Ha scritto: POCHE SEMPLICI PRECAUZIONI PER EVITARE SCELTE “CATASTROFICHE” . Quando si vuole scegliere un nuovo amministratore ci sono piccoli accorgimenti da seguire che sebbene non siano da soli risolutivi se non altro aiutano a non incorrere in scelte che si possono rivelare “catastrofiche”. Se invece con il nostro amministratore si è instaurato un rapporto che ormai dura da diverso tempo, è bene adottare altre preziose precauzioni.

 

PRECAUZIONI:

 

Le referenze. La prima regola da seguire è quella delle referenze. L’amministratore di condominio è una professione che si basa sull’intuitu personae, cioè una scelta che deve essere fondata sulla fiducia e sulle qualità morali e professionali della persona che si candida a gestire e amministrare il nostro stabile. Sapere “chi è” quell’amministratore è, a mio avviso, requisito indefettibile Un accorgimento utile è quello di chiedere al candidato quali altri condomini amministra e quindi verificare di persona recandosi in loco, chiedendo informazioni alla custode o ai proprietari di questi immobili, quale reputazione ha quell’amministratore cercando di capire (e carpire) quale grado di stima gode presso di loro.

 

CONTROLLI SUGGERITI:

 

  1. I fornitori. Come è  possibile che per oltre due anni le ditte fornitrici abbiano potuto continuare a erogare servizi al condominio (ormai divenuto gravemente moroso) quali metano, acqua, energia elettrica, opere di manutenzione etc., per decine di migliaia di euro, senza comunicare la mancata soddisfazione dei loro crediti ai diretti interessati ovvero ai condomini?

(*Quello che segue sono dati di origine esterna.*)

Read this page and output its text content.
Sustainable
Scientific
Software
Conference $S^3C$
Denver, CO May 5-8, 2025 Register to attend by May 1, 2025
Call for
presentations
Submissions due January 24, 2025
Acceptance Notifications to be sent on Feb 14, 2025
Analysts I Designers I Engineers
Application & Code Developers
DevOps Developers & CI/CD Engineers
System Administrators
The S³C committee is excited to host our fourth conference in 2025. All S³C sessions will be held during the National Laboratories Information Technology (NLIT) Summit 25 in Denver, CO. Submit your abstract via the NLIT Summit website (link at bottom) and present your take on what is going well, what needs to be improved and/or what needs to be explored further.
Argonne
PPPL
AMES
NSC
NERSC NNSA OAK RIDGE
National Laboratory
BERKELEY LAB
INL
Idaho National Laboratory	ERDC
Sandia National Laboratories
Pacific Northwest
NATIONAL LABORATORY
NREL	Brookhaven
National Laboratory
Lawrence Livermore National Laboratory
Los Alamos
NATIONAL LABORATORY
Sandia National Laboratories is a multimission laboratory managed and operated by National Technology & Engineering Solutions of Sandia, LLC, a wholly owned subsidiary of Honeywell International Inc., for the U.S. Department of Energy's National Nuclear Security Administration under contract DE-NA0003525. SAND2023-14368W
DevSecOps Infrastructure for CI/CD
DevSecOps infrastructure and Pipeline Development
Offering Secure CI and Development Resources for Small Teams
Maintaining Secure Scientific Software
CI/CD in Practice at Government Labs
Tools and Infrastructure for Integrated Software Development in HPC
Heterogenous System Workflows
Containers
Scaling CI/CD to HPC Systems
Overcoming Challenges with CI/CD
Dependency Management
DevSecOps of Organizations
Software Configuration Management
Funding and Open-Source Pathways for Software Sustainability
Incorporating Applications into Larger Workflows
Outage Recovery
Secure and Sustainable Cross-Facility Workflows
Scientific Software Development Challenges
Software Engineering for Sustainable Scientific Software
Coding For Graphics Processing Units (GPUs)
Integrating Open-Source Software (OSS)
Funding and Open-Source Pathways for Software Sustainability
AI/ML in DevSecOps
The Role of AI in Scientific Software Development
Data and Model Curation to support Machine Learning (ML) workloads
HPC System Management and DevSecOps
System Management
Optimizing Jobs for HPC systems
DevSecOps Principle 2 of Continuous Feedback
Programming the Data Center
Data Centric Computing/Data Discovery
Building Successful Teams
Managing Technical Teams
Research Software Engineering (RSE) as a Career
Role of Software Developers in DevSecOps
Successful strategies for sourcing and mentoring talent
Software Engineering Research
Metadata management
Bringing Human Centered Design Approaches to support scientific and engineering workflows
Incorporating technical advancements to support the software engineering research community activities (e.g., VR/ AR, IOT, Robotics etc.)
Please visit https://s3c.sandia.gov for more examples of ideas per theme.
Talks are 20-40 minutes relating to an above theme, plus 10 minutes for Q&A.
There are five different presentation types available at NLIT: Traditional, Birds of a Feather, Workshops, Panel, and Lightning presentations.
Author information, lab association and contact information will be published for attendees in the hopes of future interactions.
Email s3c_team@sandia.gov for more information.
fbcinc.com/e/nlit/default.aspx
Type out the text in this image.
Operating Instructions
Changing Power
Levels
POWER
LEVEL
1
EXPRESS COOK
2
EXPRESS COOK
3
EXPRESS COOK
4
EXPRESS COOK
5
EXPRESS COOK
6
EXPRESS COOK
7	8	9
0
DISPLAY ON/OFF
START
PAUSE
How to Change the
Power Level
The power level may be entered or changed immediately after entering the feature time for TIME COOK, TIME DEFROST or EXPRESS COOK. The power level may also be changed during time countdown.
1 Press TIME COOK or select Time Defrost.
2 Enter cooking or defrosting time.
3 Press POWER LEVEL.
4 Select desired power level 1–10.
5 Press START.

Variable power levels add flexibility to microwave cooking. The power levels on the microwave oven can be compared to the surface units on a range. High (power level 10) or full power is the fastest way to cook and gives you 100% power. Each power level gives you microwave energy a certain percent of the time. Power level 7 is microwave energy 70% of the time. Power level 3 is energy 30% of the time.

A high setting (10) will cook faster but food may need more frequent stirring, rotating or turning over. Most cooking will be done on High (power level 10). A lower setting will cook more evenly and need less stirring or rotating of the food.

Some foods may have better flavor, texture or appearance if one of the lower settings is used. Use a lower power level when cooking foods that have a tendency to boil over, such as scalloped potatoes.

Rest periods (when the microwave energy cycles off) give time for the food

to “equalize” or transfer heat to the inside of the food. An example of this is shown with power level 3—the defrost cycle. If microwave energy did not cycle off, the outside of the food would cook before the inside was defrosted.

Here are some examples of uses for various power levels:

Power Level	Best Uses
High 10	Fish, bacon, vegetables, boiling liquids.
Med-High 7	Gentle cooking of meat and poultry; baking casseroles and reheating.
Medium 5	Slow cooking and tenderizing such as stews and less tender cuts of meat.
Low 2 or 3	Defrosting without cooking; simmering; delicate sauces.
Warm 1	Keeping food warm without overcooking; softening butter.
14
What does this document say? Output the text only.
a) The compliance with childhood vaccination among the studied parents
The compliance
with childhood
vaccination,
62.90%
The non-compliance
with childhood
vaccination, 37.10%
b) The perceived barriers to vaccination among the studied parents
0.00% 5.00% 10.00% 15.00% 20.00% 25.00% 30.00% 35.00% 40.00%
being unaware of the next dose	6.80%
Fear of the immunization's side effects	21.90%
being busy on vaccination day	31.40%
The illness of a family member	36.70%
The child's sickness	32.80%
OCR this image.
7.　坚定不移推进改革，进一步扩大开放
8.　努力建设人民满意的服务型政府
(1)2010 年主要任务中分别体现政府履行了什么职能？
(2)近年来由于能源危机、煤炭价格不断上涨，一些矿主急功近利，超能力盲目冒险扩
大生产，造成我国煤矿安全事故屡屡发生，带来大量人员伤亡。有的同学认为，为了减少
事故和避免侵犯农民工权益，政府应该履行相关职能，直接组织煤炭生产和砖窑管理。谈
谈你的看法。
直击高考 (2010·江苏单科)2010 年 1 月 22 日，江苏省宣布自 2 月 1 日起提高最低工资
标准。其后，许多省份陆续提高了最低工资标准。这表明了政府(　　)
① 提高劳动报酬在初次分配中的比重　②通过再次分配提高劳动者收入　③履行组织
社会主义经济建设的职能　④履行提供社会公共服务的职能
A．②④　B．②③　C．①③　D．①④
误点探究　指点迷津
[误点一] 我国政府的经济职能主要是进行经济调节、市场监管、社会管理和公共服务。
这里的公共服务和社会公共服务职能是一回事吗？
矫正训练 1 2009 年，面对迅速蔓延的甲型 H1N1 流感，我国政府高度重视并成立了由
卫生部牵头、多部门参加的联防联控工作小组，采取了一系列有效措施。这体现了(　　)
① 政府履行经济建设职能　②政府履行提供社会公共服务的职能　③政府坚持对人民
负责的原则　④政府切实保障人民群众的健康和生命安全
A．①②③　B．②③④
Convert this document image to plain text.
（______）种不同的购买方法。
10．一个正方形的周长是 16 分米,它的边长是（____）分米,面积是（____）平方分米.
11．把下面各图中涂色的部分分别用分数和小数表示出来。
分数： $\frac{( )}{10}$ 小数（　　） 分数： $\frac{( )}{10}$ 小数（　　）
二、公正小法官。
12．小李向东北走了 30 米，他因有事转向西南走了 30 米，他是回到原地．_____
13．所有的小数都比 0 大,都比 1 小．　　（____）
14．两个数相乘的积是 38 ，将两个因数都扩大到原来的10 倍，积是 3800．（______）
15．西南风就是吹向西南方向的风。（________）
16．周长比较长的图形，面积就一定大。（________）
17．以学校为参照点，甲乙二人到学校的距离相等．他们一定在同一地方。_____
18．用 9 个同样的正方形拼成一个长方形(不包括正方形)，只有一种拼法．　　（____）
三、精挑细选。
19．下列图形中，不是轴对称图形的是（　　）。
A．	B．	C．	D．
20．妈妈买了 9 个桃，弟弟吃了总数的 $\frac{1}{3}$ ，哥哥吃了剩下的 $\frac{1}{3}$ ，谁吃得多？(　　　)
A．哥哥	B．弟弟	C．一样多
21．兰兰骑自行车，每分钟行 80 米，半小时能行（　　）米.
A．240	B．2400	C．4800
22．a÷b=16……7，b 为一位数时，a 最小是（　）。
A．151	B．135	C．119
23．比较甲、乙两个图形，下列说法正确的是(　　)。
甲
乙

  2. L’esame delle pezze giustificative. Una buona abitudine, anch’essa utile a scongiurare prelievi illeciti dell’amministratore dalle casse del condominio, è il controllo programmato (almeno una volta l’anno) delle scritture contabili, fiscali e bancarie conservate presso lo studio dell’amministratore. Solitamente questo adempimento viene svolto dai consiglieri ma il diritto di esaminare questi documenti spetta a tutti.

 

LA NOSTRA VALUTAZIONE:

 

Sono senz’altro validi i suggerimenti dell’Avvocato Patrizia Comite.

 

Purtroppo solo uno nel capitolo PRECAUZIONI. Suggeriamo che in questo capitolo il Cliente possa e debba valutare anche l’organizzazione e la serietà dell’azienda che si propone per l’amministrazione e la gestione del denaro, e NON SOLO la INTUITU PERSONAE (la fiducia alla persona): le procedure, la suddivisione dei compiti, la suddivisione delle responsabilità sono la prima garanzia (in qualsiasi azienda) della corretta gestione del denaro.

 

NON E’ VERO CHE “UN AMMINISTRATORE VALE L’ALTRO”!